Paderewski arrived in a small western town about noon one day and decided to take a walk in the afternoon. While strolling ling along he heard a piano, and, following the sound, came to a house on which was a sign reading:
"Miss Jones. Piano lessons 25 cents an hour."
Pausing to listen he heard the young woman trying to play one of Chopin's nocturnes, and not succeeding very well.
Paderewski walked up to the house and knocked. Miss Jones came to the door and recognized him at once. Delighted, she invited him in and he sat down and played the nocturne as only Paderewski can, afterward spending an hour in correcting her mistakes. Miss Jones thanked him and he departed.
Some months afterward he returned to the town, and again took the same walk.
He soon came to the home of Miss Jones, and, looking at the sign, he read:
"Miss Jones. Piano lessons $1.00 an hour. (Pupil of Paderewski.)"
Shortly after Raymond Hitchcock made his first big hit in New York, Eddie Foy, who was also playing in town, happened to be passing Daly's Theatre, and paused to look at the pictures of Hitchcock and his company that adorned the entrance. Near the pictures was a billboard covered with laudatory extracts from newspaper criticisms of the show.

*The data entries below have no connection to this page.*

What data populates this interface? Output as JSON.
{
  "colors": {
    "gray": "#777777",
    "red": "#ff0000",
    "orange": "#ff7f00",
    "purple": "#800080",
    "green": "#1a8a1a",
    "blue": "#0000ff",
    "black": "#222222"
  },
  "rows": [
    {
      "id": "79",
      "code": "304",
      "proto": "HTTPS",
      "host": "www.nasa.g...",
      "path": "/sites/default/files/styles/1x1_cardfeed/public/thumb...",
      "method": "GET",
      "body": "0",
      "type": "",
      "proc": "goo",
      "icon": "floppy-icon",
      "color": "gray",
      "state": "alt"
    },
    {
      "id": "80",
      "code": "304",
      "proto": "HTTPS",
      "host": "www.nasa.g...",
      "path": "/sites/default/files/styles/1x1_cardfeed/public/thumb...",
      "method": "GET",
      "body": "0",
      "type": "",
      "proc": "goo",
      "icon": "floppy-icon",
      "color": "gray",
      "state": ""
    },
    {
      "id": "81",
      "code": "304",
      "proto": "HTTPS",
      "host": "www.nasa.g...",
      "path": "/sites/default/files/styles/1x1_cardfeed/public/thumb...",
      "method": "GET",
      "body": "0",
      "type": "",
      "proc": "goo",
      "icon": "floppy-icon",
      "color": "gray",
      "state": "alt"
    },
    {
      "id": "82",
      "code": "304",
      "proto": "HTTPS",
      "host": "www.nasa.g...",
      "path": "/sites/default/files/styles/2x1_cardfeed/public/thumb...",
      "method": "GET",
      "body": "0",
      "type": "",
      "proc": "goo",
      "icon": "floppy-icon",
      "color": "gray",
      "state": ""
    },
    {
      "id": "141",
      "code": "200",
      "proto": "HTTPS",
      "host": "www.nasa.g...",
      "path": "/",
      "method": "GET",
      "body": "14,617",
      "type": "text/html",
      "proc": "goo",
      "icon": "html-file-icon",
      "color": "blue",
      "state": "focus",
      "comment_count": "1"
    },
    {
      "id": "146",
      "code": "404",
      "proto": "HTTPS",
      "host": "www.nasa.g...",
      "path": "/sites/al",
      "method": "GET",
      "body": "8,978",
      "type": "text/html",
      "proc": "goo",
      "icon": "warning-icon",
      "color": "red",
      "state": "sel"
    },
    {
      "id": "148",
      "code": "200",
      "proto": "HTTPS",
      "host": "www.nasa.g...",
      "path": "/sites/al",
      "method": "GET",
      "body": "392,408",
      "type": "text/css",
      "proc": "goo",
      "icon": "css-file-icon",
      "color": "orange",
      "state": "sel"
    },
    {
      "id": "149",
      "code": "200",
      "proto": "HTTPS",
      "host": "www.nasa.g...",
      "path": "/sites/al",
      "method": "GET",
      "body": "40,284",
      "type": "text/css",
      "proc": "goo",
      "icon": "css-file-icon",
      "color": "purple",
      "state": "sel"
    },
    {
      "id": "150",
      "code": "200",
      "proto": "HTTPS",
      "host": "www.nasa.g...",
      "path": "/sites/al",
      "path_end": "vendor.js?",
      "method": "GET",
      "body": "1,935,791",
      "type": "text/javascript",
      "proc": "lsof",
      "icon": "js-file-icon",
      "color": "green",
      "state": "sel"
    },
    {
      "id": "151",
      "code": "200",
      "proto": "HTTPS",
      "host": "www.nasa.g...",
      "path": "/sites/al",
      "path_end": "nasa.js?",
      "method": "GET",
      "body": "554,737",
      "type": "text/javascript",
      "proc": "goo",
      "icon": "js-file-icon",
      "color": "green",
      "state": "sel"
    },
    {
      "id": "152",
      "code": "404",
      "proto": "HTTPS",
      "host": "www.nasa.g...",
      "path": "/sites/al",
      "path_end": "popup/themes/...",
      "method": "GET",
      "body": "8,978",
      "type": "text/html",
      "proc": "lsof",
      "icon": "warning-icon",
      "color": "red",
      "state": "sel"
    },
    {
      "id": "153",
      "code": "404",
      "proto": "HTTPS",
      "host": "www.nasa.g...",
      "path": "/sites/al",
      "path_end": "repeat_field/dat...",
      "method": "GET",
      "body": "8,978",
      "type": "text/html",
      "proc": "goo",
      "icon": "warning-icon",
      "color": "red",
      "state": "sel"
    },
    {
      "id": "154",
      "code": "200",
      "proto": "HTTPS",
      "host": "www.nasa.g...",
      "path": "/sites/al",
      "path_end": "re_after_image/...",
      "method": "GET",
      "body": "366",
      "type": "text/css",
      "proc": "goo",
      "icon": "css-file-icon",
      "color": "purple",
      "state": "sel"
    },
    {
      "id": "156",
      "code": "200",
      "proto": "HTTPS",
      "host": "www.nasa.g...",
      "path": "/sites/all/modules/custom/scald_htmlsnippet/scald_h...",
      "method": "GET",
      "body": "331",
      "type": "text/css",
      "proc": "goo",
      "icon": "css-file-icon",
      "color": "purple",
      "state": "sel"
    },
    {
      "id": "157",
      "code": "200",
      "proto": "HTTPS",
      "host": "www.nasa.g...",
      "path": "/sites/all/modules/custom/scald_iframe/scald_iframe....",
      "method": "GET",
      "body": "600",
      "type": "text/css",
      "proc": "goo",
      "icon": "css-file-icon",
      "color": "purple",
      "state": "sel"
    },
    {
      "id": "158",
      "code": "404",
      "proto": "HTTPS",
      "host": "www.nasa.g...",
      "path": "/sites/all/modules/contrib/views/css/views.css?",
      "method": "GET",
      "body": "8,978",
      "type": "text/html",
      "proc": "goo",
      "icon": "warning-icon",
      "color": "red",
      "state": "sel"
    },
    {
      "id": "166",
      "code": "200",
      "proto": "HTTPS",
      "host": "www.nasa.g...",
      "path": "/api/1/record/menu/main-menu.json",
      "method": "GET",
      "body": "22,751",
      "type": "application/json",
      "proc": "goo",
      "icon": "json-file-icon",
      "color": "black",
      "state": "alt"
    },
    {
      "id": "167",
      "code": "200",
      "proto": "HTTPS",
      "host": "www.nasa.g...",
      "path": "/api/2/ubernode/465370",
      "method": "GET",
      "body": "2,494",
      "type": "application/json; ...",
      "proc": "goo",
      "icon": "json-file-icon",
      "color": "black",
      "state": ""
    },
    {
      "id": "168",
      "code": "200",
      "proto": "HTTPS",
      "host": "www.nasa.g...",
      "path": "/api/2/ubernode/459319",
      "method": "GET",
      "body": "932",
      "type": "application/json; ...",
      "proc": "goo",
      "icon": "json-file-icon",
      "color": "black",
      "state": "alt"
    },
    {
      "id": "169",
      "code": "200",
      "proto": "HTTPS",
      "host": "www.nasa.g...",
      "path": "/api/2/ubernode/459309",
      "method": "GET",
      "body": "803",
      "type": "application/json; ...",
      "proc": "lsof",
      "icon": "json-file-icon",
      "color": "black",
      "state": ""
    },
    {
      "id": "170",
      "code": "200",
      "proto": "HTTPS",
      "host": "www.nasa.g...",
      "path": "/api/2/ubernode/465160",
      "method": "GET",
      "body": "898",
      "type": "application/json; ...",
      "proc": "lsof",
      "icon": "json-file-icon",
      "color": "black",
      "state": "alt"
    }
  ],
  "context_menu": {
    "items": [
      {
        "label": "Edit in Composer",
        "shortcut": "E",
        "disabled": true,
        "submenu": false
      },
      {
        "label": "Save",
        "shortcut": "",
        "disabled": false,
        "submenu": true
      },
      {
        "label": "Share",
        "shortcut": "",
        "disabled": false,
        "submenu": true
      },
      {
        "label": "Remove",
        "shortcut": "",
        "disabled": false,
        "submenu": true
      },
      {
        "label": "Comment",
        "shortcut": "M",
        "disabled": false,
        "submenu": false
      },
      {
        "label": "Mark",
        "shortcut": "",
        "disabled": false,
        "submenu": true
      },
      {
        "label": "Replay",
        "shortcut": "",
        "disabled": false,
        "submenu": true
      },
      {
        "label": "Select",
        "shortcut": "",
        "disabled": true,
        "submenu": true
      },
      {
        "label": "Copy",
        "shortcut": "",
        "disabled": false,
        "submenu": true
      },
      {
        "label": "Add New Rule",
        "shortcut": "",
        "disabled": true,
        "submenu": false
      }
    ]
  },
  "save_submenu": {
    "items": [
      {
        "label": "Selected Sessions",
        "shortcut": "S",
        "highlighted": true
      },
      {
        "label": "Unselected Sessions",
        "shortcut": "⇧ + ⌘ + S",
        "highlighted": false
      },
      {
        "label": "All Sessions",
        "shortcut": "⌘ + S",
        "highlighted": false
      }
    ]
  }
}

When Foy had moodily read to the bottom of the list, he turned to an unobtrusive young man who had been watching him out of the corner of his eye.

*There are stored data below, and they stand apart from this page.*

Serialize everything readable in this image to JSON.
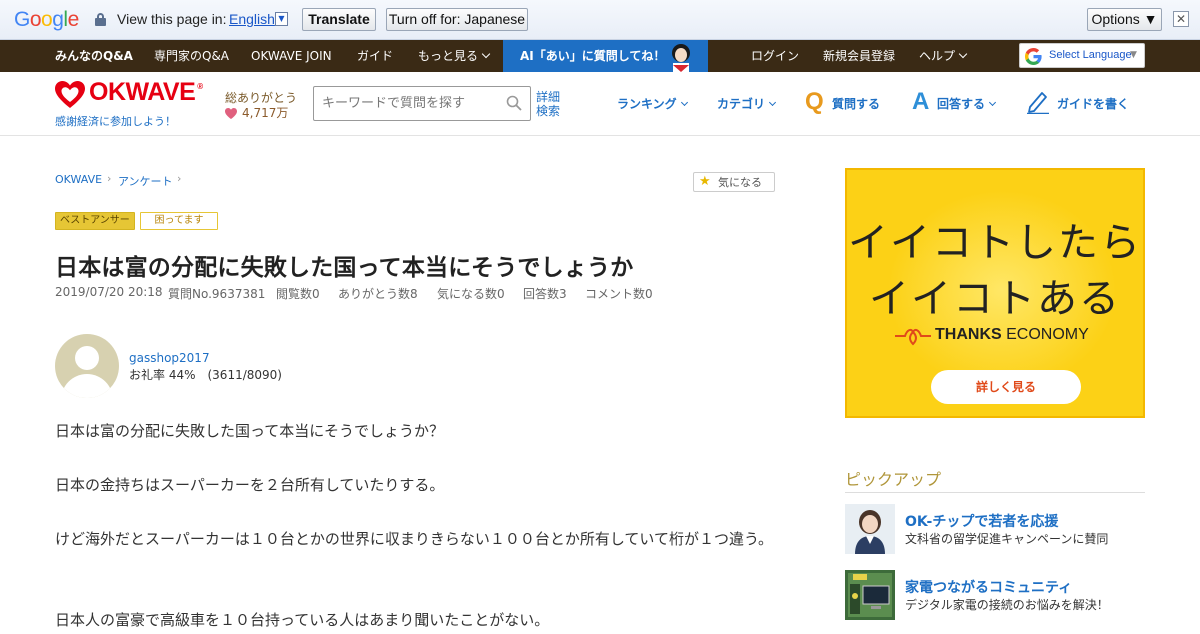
{
  "translate_bar": {
    "logo": "Google",
    "view_text": "View this page in:",
    "language": "English",
    "translate_label": "Translate",
    "turn_off_label": "Turn off for: Japanese",
    "options_label": "Options ▼",
    "close_label": "✕"
  },
  "topnav": {
    "items": [
      "みんなのQ&A",
      "専門家のQ&A",
      "OKWAVE JOIN",
      "ガイド",
      "もっと見る"
    ],
    "ai_banner": "AI「あい」に質問してね！",
    "login": "ログイン",
    "register": "新規会員登録",
    "help": "ヘルプ",
    "select_language": "Select Language",
    "select_arrow": "▼"
  },
  "header": {
    "logo": "OKWAVE",
    "logo_mark": "®",
    "tagline": "感謝経済に参加しよう！",
    "thanks_label": "総ありがとう",
    "thanks_count": "4,717万",
    "search_placeholder": "キーワードで質問を探す",
    "advanced_search": "詳細検索",
    "nav": {
      "ranking": "ランキング",
      "category": "カテゴリ",
      "ask": "質問する",
      "answer": "回答する",
      "write_guide": "ガイドを書く"
    },
    "q_letter": "Q",
    "a_letter": "A"
  },
  "breadcrumb": [
    "OKWAVE",
    "アンケート"
  ],
  "kininaru_label": "気になる",
  "tags": {
    "best_answer": "ベストアンサー",
    "trouble": "困ってます"
  },
  "question": {
    "title": "日本は富の分配に失敗した国って本当にそうでしょうか",
    "meta": {
      "date": "2019/07/20 20:18",
      "number": "質問No.9637381",
      "views": "閲覧数0",
      "thanks": "ありがとう数8",
      "kininaru": "気になる数0",
      "answers": "回答数3",
      "comments": "コメント数0"
    },
    "user": {
      "name": "gasshop2017",
      "rate": "お礼率 44%　(3611/8090)"
    },
    "body": [
      "日本は富の分配に失敗した国って本当にそうでしょうか？",
      "日本の金持ちはスーパーカーを２台所有していたりする。",
      "けど海外だとスーパーカーは１０台とかの世界に収まりきらない１００台とか所有していて桁が１つ違う。",
      "日本人の富豪で高級車を１０台持っている人はあまり聞いたことがない。"
    ]
  },
  "ad": {
    "line1": "イイコトしたら",
    "line2": "イイコトある",
    "brand_bold": "THANKS",
    "brand_rest": " ECONOMY",
    "button": "詳しく見る",
    "colors": {
      "background": "#fcd116",
      "button_text": "#e04a1a"
    }
  },
  "pickup": {
    "title": "ピックアップ",
    "items": [
      {
        "title": "OK-チップで若者を応援",
        "desc": "文科省の留学促進キャンペーンに賛同"
      },
      {
        "title": "家電つながるコミュニティ",
        "desc": "デジタル家電の接続のお悩みを解決！"
      }
    ]
  }
}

"Say, have you seen this show?" he asked.
"Sure," replied the young man.
"Any good? How's this guy Hitchcock, anyhow?"
"Any good?" repeated the young man pityingly. "Why, say, he's the best in the business. He's got all these other would-be side-ticklers lashed to the mast. He's a scream. Never laughed so much at any one in all my life."
"Is he as good as Foy?" ventured Foy hopefully.
"As good as Foy!" The young man's scorn was superb. "Why, this Hitchcock has got that Foy person looking like a gloom. They're not in the same class. Hitchcock's funny. A man with feelings can't compare them. I'm sorry you asked me, I feel so strongly about it."
Eddie looked at him very sternly and then, in the hollow tones of a tragedian, he said:
"I am Foy."
"I know you are," said the young man cheerfully. "I'm Hitchcock!"
Advertisements are of great use to the vulgar. First of all, as they are instruments of ambition. A man that is by no means big enough for the Gazette, may easily creep into the advertisements; by which means we often see an apothecary in the same paper of news with a plenipotentiary, or a running footman with an ambassador.—Addison.
The editor of the local paper was unable to secure advertising from one of the business men of the town, who asserted stoutly that he himself never read ads., and didn't believe anyone else did.
"Will you advertise if I can convince you that folks read the ads.?" the editor asked.
"If you can show me!" was the sarcastic answer. "But you can't."
In the next issue of the paper, the editor ran a line of small type in an obscure corner. It read:
"What is Jenkins going to do about it?"
The business man, Jenkins, hastened to seek out the editor next day. He admitted that he was being pestered out of his wits by the curious. He agreed to stand by the editor's explanation in the forthcoming issue, and this was:
"Jenkins is going to advertise, of course."
Having once advertised, Jenkins advertises still.